À elles deux elles enroulent des pelotes de vie. Les mots d'Albane Gellé convoquent tous les règnes et tous les éléments : le végétal, le monde animal, les signes humains, l'eau, l'air, la terre, la lumière... à la recherche des "petits fils de nos pelotes" et des chemins qui conduisent là où l'œil peut "se faufiler" – là où se faufile l'œil de Patricia Cartereau saisissant des mains, des pieds, des jambes, des oiseaux, des museaux, des silhouettes, des carnations roses, des envols, des pas, des taches de vie qui tantôt se contractent tantôt coulent ou se dilatent.
À elles deux elles déclenchent des averses de rêves. Ici, des pieds flottent tout en haut de la page, car "il pleut des jambes"; là, pieds et sabots prolongent la même jambe, car "il faudra trouver des gestes d'antilope" pour "sentir comment la terre dessous respire". Ici et là des chevreuils bondissent ou nous observent de haut, car "je suis un chevreuil". L'une avec ses mots, l'autre avec ses formes et ses couleurs, toutes deux nous portent vers un monde onirique où s'allument des "lumières sur la lune", où l'on marche "sur le toit d'un train", où l'on "enjambe des lacs"...
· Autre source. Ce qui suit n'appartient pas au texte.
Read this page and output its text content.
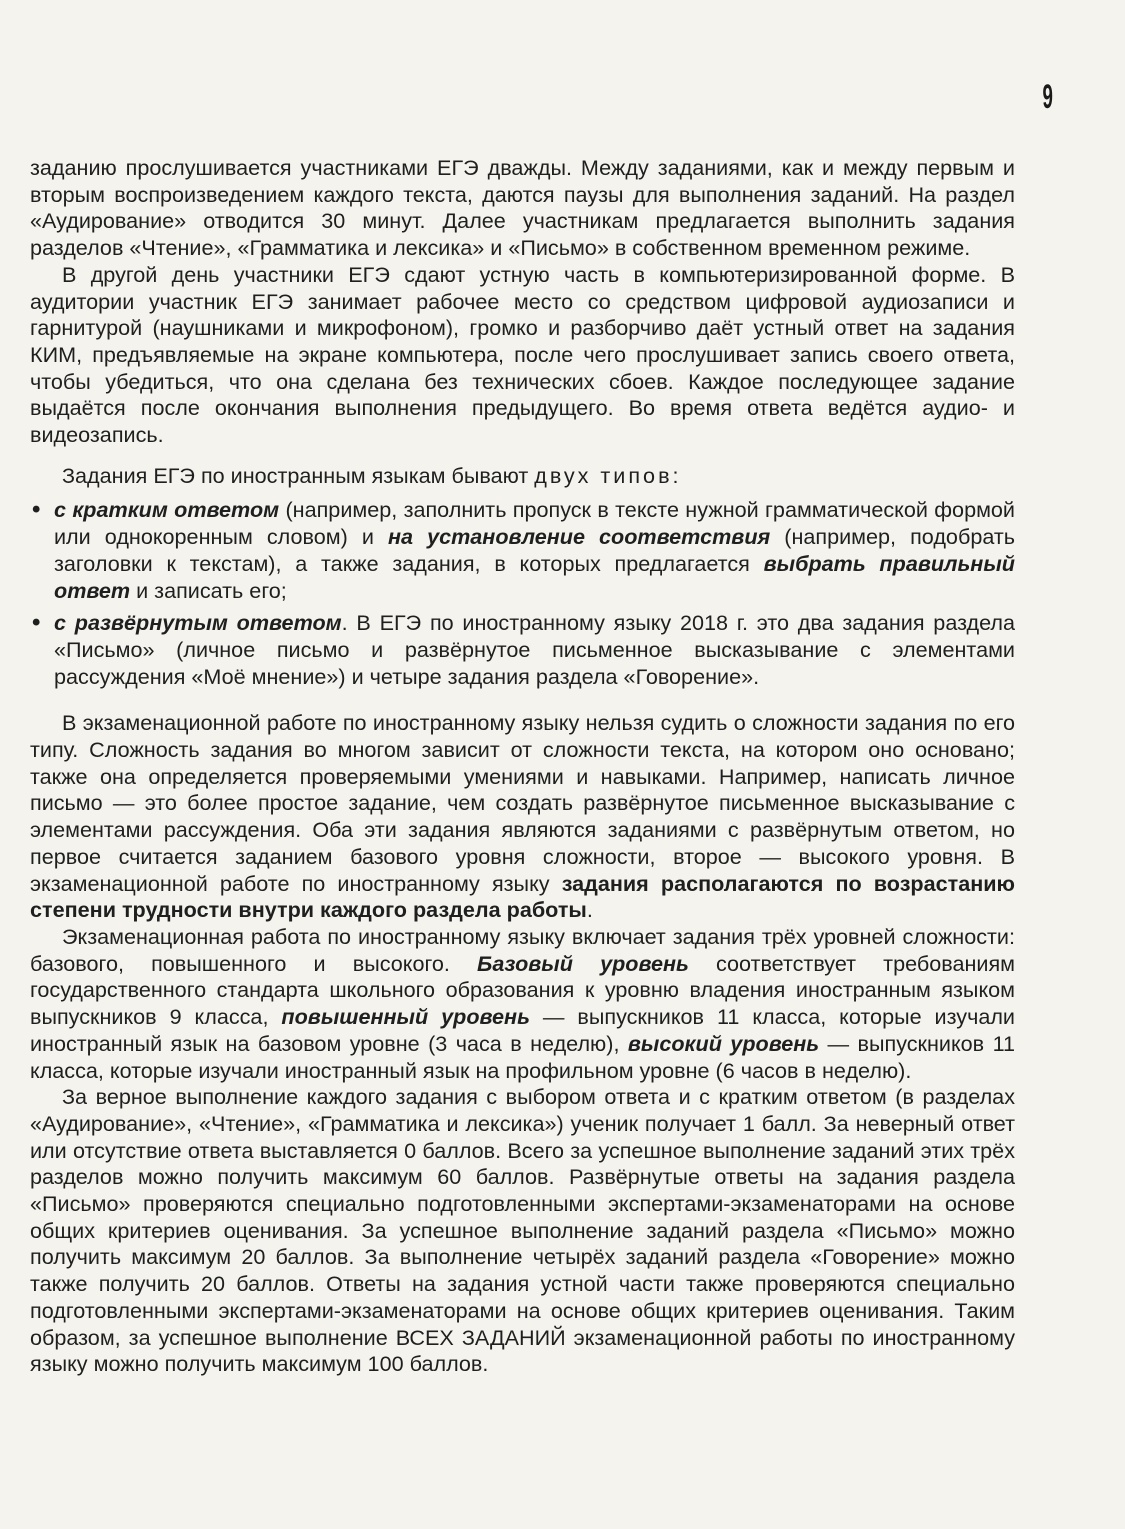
9

заданию прослушивается участниками ЕГЭ дважды. Между заданиями, как и между первым и вторым воспроизведением каждого текста, даются паузы для выполнения заданий. На раздел «Аудирование» отводится 30 минут. Далее участникам предлагается выполнить задания разделов «Чтение», «Грамматика и лексика» и «Письмо» в собственном временном режиме.

В другой день участники ЕГЭ сдают устную часть в компьютеризированной форме. В аудитории участник ЕГЭ занимает рабочее место со средством цифровой аудиозаписи и гарнитурой (наушниками и микрофоном), громко и разборчиво даёт устный ответ на задания КИМ, предъявляемые на экране компьютера, после чего прослушивает запись своего ответа, чтобы убедиться, что она сделана без технических сбоев. Каждое последующее задание выдаётся после окончания выполнения предыдущего. Во время ответа ведётся аудио- и видеозапись.

Задания ЕГЭ по иностранным языкам бывают двух типов:

• с кратким ответом (например, заполнить пропуск в тексте нужной грамматической формой или однокоренным словом) и на установление соответствия (например, подобрать заголовки к текстам), а также задания, в которых предлагается выбрать правильный ответ и записать его;
• с развёрнутым ответом. В ЕГЭ по иностранному языку 2018 г. это два задания раздела «Письмо» (личное письмо и развёрнутое письменное высказывание с элементами рассуждения «Моё мнение») и четыре задания раздела «Говорение».

В экзаменационной работе по иностранному языку нельзя судить о сложности задания по его типу. Сложность задания во многом зависит от сложности текста, на котором оно основано; также она определяется проверяемыми умениями и навыками. Например, написать личное письмо — это более простое задание, чем создать развёрнутое письменное высказывание с элементами рассуждения. Оба эти задания являются заданиями с развёрнутым ответом, но первое считается заданием базового уровня сложности, второе — высокого уровня. В экзаменационной работе по иностранному языку задания располагаются по возрастанию степени трудности внутри каждого раздела работы.

Экзаменационная работа по иностранному языку включает задания трёх уровней сложности: базового, повышенного и высокого. Базовый уровень соответствует требованиям государственного стандарта школьного образования к уровню владения иностранным языком выпускников 9 класса, повышенный уровень — выпускников 11 класса, которые изучали иностранный язык на базовом уровне (3 часа в неделю), высокий уровень — выпускников 11 класса, которые изучали иностранный язык на профильном уровне (6 часов в неделю).

За верное выполнение каждого задания с выбором ответа и с кратким ответом (в разделах «Аудирование», «Чтение», «Грамматика и лексика») ученик получает 1 балл. За неверный ответ или отсутствие ответа выставляется 0 баллов. Всего за успешное выполнение заданий этих трёх разделов можно получить максимум 60 баллов. Развёрнутые ответы на задания раздела «Письмо» проверяются специально подготовленными экспертами-экзаменаторами на основе общих критериев оценивания. За успешное выполнение заданий раздела «Письмо» можно получить максимум 20 баллов. За выполнение четырёх заданий раздела «Говорение» можно также получить 20 баллов. Ответы на задания устной части также проверяются специально подготовленными экспертами-экзаменаторами на основе общих критериев оценивания. Таким образом, за успешное выполнение ВСЕХ ЗАДАНИЙ экзаменационной работы по иностранному языку можно получить максимум 100 баллов.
Leur œuvre commune est un jeu de miroirs. Deux sensibilités se mettent en regard, toutes deux à l'affût de la vie qui se déploie à l'extérieur. Mais pour chacune le dehors a cette faculté de leur "rentrer dans la peau" et de les conduire jusqu'à leur intimité profonde, faite de "secrets", de souvenirs devenus "kilomètres de racines", et sans cesse nourrie de la faculté d'accueillir le monde alentour.
Pelotes, averses, miroirs : trois mots sans lien apparent; l'œuvre, synonyme ici de dire, voir, recevoir et redonner, jette entre eux des ponts subtils.
Pelotes, Averses, Miroirs, d'Albane Gellé et Patricia Cartereau, Éditions L'atelier contemporain, 163 p., 25 €, ISBN 979-10-92444-62-9.